In my poem, “Menstruation” I wrote “Man can’t be a poet/ man can be a pen for a poet” This is quite sexist but when the reasons behind are thought, it is not surprising. First reason is women have more stories and our lives are like wild life. They are crème de la crème. First we have to earn the right of writing and then earn the means of writing and then if we have the proper education, we can find some words to write. You see, how mand hardships, how many trophies we have to get to write just to deserve the pen. Pen is a man instrument just like the language. We should pour our deep rivers into it recklessly.

The second reason is that our biology, our hormonal change together with our social nevroses makes us more creative. Our bodies are designed to give birth mentally and phsically. I write most of my poems before and on my periods in which I am more vulnerable to outside and widining inside. I feel that period of time as the secret lands of my subconscious with which I interact with lost people, objects, symbols, coincidences. The voices of the buried breasty goddeses under Anatolia have much to tell. The Amazons, their spirits are like the second body covered on my soul. Symrna (İzmir) my hometown are founded by them. I very much care about their wild and unhindered nature.

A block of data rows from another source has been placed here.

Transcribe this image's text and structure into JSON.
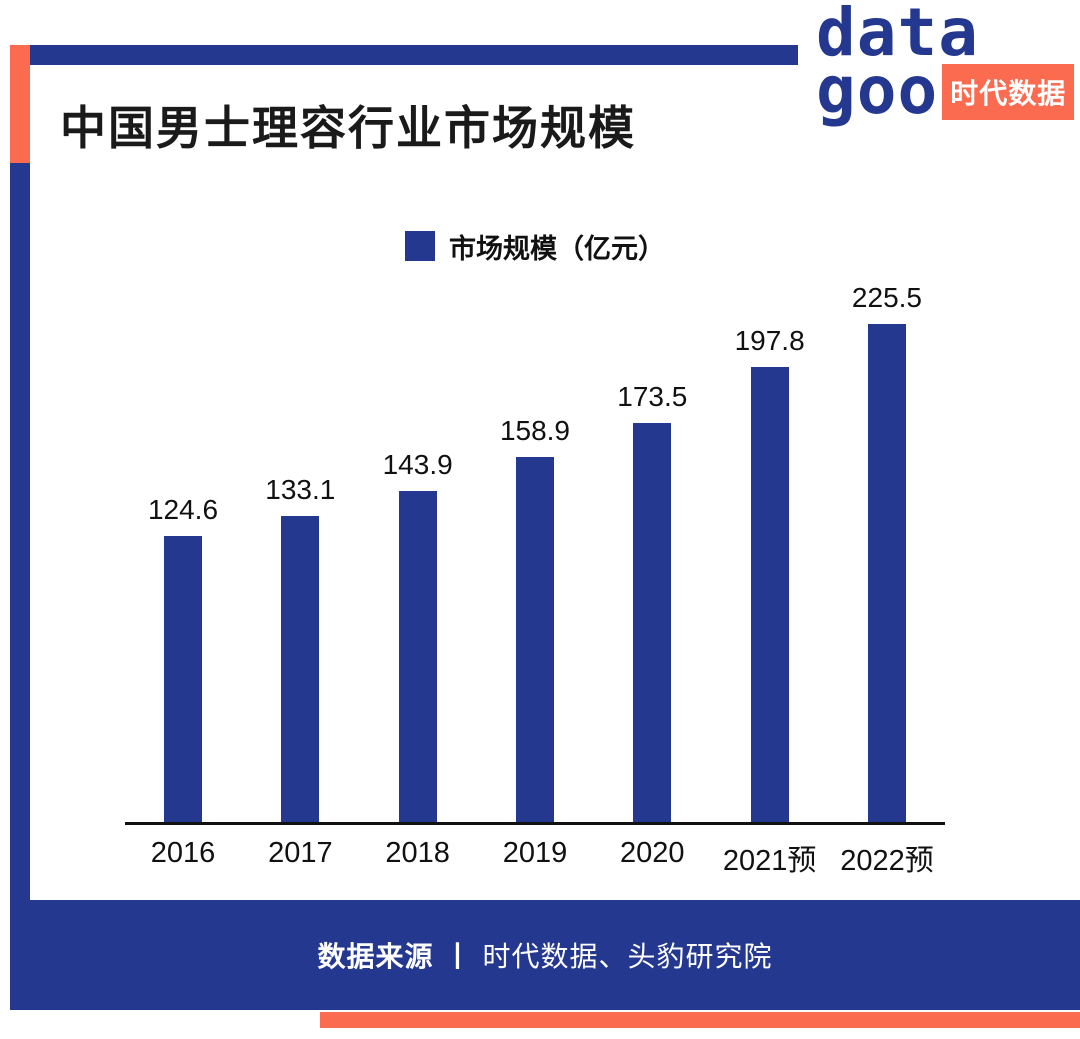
{
  "title": "中国男士理容行业市场规模",
  "logo": {
    "row1": "data",
    "row2": "goo",
    "badge": "时代数据"
  },
  "legend": {
    "label": "市场规模（亿元）"
  },
  "footer": {
    "source_label": "数据来源",
    "divider": "丨",
    "source_text": "时代数据、头豹研究院"
  },
  "colors": {
    "navy": "#24388F",
    "coral": "#FA6B4F"
  },
  "chart_data": {
    "type": "bar",
    "title": "中国男士理容行业市场规模",
    "legend": "市场规模（亿元）",
    "categories": [
      "2016",
      "2017",
      "2018",
      "2019",
      "2020",
      "2021预",
      "2022预"
    ],
    "values": [
      124.6,
      133.1,
      143.9,
      158.9,
      173.5,
      197.8,
      225.5
    ],
    "unit": "亿元",
    "ylim": [
      0,
      235
    ],
    "grid": false,
    "legend_position": "top",
    "bar_color": "#24388F"
  }
}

  1. MT: In your poetry one of the main themes is the one of the body, or better, of the woman’s body, so I’d like to ask you what do you think about the way nowadays it is treated in the western countries of the world. What do you think about the concepts of surrogacy and rent womb?

The dialogs with the body are so much in my poetry. The philosophy of body can change life. Firstly it is very worldly. secondly desire which comes from there is the root of life. The body of woman has religious and political connotations too. Helene Cixous, in her essay “the Laugh of Medusa” where she coined “ecriture feminine” she asserts “women must write herself: must write about women and bring women to writing, from which they have been driven away as violently as from their bodies” Personally as a poet I am trying to understand the private life of my body, my organs. I am, for sure, using metaphors to grasp it. I wrote on breasts, on vagina, on masturbation, on menstruation. These are taboo topics even in world. In one of my poems I formed an analogy between fishmouth and vagina. In another, I resembled womb to a room in fish that prophet Jonah had been for a while. I am excited even while I am writing. Writing is like building new cities that nobody knew before and life there is without injustice. So I am inventing new metaphors for the women of our time. Poetry is not discovery it is an invention by the unknown.

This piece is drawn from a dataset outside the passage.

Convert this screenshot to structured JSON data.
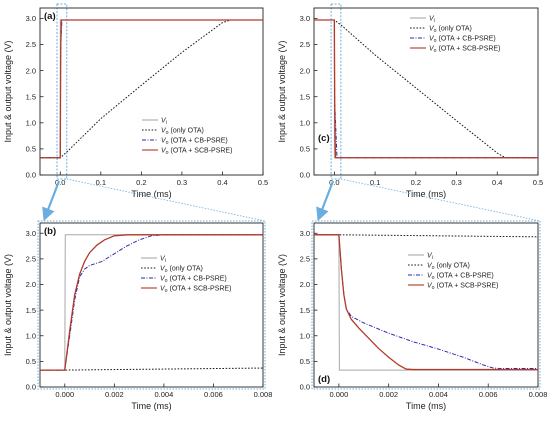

As to the body, my poetry is resembled to the poetry of Sappho which makes me so happy. It is is also sensual and full of desire. Female desire is also waiting to be expressed without any censore. I don’t censore my texts, that’s because I have trust and courage in myself which requires certain mental and educational prerequisites.

About surrogacy and renting a womb, I think womb is a sacred place for humanity since it is the symbol for the universal completeness and comfort. This world –at least in the Middle East- it is like a museum of pain. So I also hardly approve giving birth to a child and destroying the eternal peace of him/her. Thank you very much for the interview.